During our fall 2017 listening process, CAJM members expressed despair about the lack of affordable housing in our community. Charleston area housing costs have skyrocketed. 211,000 area residents spend more than 30 percent of their income on housing, indicating a housing affordability problem. Rental costs increased twice as much as wages from 2011 to 2016. North Charleston’s 2016 eviction rate was 16.5 percent, the highest of any large city in the nation, with 10 households evicted every day.
Over 1600 people showed up for our April 2018 Nehemiah Action Assembly. There, we asked elected officials to convene a Regional Housing Coalition within 75 days, and to commit to identifying permanent sources of funding from local governments totaling at least $15 million, to provide permanent funds for a Regional Housing Trust Fund. The Housing Trust Fund attracts public and private funds from a variety of sources that would not be available without the trust fund; this is referred to as leveraging. A housing trust fund in Louisville, for example, leveraged annual funds of $9.7 million into a total of $150 million.
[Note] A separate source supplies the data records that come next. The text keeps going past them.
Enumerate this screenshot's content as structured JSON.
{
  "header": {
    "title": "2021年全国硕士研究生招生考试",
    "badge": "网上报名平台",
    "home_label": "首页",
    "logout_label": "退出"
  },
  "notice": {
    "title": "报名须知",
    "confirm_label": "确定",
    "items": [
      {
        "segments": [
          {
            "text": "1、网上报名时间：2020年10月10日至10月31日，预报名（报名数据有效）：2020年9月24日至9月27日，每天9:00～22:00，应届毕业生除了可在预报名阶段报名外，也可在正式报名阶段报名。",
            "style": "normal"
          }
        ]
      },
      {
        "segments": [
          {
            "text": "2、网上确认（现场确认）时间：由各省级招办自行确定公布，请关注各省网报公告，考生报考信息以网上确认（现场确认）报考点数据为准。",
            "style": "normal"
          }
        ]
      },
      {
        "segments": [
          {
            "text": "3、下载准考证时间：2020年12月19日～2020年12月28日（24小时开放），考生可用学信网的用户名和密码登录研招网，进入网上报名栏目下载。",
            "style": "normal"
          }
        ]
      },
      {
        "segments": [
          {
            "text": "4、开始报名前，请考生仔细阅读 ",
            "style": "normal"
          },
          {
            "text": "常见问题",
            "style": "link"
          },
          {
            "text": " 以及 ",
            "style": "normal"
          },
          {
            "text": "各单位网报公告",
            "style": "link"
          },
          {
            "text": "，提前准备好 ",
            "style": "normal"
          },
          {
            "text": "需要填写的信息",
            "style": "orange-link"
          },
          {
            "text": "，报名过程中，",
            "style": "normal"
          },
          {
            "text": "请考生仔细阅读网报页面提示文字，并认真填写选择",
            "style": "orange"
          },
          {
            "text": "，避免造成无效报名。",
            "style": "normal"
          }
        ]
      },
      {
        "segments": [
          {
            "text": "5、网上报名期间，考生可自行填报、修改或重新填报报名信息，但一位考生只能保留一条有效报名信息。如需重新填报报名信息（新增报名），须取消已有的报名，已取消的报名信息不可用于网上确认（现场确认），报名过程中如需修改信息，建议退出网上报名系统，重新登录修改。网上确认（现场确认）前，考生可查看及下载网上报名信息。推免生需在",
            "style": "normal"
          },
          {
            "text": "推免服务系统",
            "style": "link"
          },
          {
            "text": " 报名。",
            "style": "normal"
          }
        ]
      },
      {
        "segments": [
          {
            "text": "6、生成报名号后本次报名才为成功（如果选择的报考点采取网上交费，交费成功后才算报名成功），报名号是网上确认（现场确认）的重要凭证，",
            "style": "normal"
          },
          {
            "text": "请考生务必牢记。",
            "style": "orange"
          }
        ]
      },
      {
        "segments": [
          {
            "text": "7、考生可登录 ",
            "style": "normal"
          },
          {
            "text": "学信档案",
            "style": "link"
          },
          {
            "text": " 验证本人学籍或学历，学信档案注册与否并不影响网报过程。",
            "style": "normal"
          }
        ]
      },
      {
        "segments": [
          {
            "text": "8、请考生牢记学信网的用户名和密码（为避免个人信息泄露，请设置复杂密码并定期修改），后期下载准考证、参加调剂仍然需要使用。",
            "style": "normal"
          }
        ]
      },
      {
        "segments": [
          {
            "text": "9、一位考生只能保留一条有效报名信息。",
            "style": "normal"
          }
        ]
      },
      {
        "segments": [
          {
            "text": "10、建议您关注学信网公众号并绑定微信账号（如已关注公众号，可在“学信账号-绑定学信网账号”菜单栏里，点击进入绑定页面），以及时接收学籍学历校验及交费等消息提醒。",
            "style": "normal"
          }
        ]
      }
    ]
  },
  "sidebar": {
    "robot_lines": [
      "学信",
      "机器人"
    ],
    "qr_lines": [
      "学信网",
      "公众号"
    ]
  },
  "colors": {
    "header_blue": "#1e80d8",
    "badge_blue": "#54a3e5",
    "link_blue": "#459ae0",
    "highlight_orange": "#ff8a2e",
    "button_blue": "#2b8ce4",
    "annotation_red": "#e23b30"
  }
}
All the elected officials who attended our action, representing all four governing bodies in our region, agreed to support the Housing Action Plan. The next day, the Post and Courier’s lead editorial, entitled, “Regional solutions to housing crisis needed,” endorsed our goal of “dramatically increasing the supply of affordable housing units in the area.”
Since 2018, CAJM has publicly advocated for an affordable housing trust fund. In meetings with elected officials – which included our two Regional Housing Coalition Meetings – we’ve advocated for County Council to create a fund that would set aside money to build reasonably-priced housing units. We’ve set up research visits with the S.C. Community Loan Fund, who successfully established a housing initiative in Greenville. The S.C. Loan Fund agreed to work with Charleston County to establish a similar endeavor in the Lowcountry.
Finally, during our 2024 Nehemiah Action, we celebrated Charleston County Council’s February 2024 decision to create a housing trust fund that would put away $4.15 million annual for affordable housing.
The fight is still ongoing. County Council has yet to have serious conversations with the S.C. Community Loan Fund about creating an affordable housing trust fund. We are meeting with Council members to urge them to remain faithful to their commitment to create a trust fund.